Bald sitzen alle über ihren französischen, italienischen, deutschen und holländischen Wanderführern und fachsimplen und während jetzt alle in die Betten wollen, lädt uns Giuseppe zum Bier in die gegenüberliegend Bar ein, was wir dankend ablehnen.
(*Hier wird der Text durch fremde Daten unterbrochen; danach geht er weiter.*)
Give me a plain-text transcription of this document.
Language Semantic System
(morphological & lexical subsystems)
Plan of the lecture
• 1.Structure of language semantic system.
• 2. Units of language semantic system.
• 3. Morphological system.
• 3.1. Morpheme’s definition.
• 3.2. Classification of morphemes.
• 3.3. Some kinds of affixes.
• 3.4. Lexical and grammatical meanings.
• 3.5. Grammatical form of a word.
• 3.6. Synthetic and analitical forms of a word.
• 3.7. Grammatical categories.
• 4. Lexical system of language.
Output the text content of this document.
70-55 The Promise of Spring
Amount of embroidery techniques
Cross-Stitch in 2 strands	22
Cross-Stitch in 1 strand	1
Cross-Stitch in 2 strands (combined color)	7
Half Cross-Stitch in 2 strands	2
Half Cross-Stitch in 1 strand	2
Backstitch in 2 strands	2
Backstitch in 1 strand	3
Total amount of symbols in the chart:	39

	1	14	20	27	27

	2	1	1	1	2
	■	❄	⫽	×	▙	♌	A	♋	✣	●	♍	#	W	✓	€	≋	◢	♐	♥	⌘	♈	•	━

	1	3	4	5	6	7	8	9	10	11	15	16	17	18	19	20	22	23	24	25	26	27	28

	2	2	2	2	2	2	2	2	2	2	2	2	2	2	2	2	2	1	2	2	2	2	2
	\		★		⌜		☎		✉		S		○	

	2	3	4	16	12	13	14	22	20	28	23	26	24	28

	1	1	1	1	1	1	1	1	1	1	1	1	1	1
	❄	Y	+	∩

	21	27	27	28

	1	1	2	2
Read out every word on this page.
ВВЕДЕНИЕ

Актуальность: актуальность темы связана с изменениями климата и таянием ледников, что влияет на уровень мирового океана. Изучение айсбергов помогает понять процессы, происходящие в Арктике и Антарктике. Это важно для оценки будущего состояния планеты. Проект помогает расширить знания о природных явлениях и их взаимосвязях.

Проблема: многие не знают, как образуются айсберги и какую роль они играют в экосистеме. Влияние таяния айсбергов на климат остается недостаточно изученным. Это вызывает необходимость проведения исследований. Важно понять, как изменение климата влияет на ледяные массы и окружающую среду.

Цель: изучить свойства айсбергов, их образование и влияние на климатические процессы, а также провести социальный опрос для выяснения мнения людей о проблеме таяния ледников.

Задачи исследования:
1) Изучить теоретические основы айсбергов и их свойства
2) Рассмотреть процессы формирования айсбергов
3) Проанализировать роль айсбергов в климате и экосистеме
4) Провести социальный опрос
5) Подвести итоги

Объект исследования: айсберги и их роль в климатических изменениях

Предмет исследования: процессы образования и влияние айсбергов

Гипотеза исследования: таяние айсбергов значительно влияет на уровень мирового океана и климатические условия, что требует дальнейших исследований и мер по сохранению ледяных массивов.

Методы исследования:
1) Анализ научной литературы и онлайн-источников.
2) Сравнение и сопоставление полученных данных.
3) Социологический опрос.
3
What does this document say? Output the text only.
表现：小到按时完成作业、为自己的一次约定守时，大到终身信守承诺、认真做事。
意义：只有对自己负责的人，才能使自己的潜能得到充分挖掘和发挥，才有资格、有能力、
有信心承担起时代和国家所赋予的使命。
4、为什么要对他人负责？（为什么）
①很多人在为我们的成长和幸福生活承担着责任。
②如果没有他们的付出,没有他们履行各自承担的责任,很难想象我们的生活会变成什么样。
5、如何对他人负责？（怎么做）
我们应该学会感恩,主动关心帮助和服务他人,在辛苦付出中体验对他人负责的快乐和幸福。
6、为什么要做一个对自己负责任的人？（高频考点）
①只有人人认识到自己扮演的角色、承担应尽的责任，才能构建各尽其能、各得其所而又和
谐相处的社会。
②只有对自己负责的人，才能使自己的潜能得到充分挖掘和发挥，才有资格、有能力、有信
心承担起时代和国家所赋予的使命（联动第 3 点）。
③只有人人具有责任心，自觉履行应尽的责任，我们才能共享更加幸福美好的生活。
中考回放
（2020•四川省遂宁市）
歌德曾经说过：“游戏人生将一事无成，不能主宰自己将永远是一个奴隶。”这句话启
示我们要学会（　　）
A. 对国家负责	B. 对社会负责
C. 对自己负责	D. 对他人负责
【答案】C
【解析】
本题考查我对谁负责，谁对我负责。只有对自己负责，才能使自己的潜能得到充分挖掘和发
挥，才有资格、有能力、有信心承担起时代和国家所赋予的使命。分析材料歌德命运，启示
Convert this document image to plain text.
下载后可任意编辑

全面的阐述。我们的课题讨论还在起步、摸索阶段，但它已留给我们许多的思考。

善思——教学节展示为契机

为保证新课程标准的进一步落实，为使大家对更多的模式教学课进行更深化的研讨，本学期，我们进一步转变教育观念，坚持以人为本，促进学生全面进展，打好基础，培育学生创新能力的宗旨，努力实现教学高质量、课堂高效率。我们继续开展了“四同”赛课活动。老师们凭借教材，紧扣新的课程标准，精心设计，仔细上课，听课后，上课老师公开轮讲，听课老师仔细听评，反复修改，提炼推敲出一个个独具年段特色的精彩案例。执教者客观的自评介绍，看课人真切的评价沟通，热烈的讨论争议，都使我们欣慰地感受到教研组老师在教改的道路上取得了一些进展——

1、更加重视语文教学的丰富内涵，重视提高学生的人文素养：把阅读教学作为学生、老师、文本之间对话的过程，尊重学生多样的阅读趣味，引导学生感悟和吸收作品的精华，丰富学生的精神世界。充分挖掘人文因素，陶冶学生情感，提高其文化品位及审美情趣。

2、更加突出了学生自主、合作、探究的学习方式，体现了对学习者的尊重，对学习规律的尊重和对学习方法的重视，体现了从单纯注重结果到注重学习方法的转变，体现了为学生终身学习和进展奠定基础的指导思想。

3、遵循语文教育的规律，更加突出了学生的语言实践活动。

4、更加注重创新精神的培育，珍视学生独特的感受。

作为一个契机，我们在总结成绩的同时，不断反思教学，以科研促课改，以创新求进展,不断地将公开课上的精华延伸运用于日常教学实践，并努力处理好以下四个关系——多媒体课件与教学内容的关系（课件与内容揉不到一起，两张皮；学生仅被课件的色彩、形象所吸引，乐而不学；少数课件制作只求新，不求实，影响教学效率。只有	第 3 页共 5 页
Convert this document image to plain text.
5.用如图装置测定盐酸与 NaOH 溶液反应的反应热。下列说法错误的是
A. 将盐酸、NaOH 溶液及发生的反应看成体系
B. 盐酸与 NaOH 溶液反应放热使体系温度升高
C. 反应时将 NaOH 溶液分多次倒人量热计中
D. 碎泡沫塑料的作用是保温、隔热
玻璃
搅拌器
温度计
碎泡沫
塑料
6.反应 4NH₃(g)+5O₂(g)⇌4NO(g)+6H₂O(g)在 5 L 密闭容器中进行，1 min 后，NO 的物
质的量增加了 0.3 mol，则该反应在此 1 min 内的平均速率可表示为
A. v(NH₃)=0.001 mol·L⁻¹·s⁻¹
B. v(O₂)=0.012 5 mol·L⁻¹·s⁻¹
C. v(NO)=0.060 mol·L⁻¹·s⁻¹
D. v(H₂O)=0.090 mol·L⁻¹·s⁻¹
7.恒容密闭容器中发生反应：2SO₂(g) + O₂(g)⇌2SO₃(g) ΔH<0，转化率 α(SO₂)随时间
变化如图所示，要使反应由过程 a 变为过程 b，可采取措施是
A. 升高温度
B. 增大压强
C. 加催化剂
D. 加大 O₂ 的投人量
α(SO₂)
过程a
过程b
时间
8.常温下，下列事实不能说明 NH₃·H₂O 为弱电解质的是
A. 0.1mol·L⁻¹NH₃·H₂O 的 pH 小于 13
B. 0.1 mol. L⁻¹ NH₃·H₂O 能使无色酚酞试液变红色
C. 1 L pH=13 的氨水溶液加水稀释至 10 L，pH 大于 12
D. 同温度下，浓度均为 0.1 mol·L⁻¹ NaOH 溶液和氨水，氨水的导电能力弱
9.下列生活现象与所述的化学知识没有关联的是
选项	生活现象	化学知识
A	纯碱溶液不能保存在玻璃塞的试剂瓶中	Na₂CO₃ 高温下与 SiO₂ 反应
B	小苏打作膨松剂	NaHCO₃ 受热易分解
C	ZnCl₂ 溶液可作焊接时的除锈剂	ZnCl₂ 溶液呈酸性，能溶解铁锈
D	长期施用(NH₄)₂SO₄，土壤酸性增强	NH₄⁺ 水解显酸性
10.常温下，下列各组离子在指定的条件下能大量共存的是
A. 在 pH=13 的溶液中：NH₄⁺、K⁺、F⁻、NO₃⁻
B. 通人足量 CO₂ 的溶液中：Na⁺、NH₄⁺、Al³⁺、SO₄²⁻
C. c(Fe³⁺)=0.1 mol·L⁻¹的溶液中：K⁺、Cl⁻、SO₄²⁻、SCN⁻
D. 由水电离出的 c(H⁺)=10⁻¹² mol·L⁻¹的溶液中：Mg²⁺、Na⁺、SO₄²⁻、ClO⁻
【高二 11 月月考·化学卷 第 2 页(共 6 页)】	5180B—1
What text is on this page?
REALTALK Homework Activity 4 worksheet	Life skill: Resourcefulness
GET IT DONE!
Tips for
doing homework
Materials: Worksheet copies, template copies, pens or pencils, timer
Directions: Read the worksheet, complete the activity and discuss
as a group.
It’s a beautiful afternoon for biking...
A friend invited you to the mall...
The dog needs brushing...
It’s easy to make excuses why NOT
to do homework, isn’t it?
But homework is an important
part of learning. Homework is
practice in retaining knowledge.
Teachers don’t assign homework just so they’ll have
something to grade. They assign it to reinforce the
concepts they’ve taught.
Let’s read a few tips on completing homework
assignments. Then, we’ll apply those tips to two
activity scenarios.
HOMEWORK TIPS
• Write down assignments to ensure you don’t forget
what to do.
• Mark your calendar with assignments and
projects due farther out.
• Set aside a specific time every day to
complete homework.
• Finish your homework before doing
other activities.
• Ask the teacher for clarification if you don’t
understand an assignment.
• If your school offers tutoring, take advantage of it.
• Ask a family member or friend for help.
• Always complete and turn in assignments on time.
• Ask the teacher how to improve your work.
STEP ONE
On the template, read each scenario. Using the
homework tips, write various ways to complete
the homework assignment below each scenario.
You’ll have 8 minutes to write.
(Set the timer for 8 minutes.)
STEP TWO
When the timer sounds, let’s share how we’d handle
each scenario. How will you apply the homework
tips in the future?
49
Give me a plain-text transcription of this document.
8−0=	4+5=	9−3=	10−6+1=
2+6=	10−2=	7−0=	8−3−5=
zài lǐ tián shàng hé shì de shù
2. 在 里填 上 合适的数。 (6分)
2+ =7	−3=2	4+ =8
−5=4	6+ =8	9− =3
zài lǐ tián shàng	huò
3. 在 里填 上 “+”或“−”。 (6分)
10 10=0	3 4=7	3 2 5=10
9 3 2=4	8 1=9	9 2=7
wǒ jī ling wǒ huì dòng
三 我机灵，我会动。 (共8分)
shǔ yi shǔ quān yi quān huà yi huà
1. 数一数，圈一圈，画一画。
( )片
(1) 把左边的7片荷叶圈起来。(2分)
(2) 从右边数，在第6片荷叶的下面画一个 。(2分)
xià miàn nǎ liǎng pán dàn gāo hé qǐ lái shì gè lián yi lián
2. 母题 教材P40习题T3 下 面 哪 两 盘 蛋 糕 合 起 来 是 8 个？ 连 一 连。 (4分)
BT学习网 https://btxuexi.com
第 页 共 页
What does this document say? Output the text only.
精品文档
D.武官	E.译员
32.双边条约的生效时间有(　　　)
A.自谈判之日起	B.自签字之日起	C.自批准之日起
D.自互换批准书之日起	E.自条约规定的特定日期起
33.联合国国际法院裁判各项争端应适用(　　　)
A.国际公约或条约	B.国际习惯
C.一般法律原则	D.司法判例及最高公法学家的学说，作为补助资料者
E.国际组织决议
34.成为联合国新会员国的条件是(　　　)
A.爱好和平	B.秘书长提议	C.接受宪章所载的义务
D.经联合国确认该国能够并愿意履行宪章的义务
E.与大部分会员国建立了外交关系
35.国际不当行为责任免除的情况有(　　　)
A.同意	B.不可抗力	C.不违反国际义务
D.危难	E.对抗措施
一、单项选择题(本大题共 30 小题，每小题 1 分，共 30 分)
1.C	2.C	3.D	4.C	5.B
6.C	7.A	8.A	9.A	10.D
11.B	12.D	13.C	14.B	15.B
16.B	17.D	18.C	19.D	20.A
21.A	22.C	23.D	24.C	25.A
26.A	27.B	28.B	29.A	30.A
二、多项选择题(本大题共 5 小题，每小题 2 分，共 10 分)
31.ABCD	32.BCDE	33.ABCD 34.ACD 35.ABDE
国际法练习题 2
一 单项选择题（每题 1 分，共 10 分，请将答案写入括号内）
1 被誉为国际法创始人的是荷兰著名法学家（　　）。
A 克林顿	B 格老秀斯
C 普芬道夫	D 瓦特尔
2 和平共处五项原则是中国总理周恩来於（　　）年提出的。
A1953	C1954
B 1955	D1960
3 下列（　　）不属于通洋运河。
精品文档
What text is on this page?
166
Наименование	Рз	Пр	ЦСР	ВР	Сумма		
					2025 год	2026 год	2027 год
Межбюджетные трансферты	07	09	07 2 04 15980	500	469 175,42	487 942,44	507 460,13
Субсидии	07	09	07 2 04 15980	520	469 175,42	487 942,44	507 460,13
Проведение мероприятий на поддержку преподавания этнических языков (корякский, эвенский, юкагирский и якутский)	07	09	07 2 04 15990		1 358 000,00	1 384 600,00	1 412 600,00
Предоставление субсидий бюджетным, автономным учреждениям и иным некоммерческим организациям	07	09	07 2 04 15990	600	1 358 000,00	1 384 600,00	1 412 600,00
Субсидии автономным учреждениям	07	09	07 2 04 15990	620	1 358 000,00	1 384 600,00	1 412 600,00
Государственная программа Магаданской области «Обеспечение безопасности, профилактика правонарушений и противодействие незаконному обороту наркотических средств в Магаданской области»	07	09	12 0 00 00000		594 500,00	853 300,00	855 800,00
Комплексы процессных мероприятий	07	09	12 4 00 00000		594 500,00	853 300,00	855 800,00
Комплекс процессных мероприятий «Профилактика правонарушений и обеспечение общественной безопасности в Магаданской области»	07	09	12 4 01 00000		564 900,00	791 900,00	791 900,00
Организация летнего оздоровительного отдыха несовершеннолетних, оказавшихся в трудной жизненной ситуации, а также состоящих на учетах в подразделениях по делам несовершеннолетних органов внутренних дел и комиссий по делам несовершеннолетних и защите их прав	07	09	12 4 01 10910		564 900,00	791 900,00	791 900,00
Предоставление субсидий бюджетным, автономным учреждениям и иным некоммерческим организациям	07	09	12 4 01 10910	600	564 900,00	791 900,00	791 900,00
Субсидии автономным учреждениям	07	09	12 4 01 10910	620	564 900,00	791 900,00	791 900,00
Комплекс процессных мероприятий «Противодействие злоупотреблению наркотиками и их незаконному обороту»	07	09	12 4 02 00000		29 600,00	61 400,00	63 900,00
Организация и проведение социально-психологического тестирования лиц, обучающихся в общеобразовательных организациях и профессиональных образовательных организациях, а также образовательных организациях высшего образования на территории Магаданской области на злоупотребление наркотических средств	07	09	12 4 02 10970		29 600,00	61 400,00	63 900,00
Er, der schon vier Mal in Santiago war, ist eine richtige Spaßrakete, schenkt mir ein Tau-Kreuz und beginnt jetzt mit einem „Hasta la Vista“ seinen abendlichen Streifzug.
Auch wir werden bald in die Schlafsäcke sinken, der Tag war lang und heiß und der morgige wird noch länger und noch heißer.
Erkenntnis des Tages: Viele Pilger trifft man gen Rom !


Tagesvideo


Agriturismo Passalacqua

Chiesa di San Pellegrino

SS2 bei Beyfin - noch 162km Straße bis Rom


unterwegs

kurz vor Radicofani

Pilgerunterkunft in Radicofani

und innen sieh'ts so aus

Radicofani



1 Kommentar:

  1. Hallo Ihr zwei,
    komme grad von dem Geburtstag einer lieben Freundin und mußte gleich in die Kiste gucken ob Kerstin schon was getippt hat. Na wie fein. Sie schrieb wieder unübertrefflich !!!
    Ich glaube, es ist ganz OK, daß es so warm ist. Regen und Kälte hattet Ihr ja genug. Gut warm gehört schon zum Endspurt gen Rom. Du mußt durch die Hölle um in den Himmel zu kommen.
    Vielleich haben die vielen Pilger, die Ihr unterwegs nicht getroffen habt, alle den Bus nach Radicofani genommen. Egal wie, Ihr macht es schon richtig. Vernünftige Etappenlänge und notwendige Pausen. Darüber müssen wir sprechen beim Projekt Grünes Band. Morgen dürft Ihr auf keinen Fall viel Wasser vergessen. In der Toskana wimmelt es nicht vor Bars und Tankstellen die Getränke verkaufen.
    Ich bin stolz auf Euch, weiter so mit Gottvertrauen.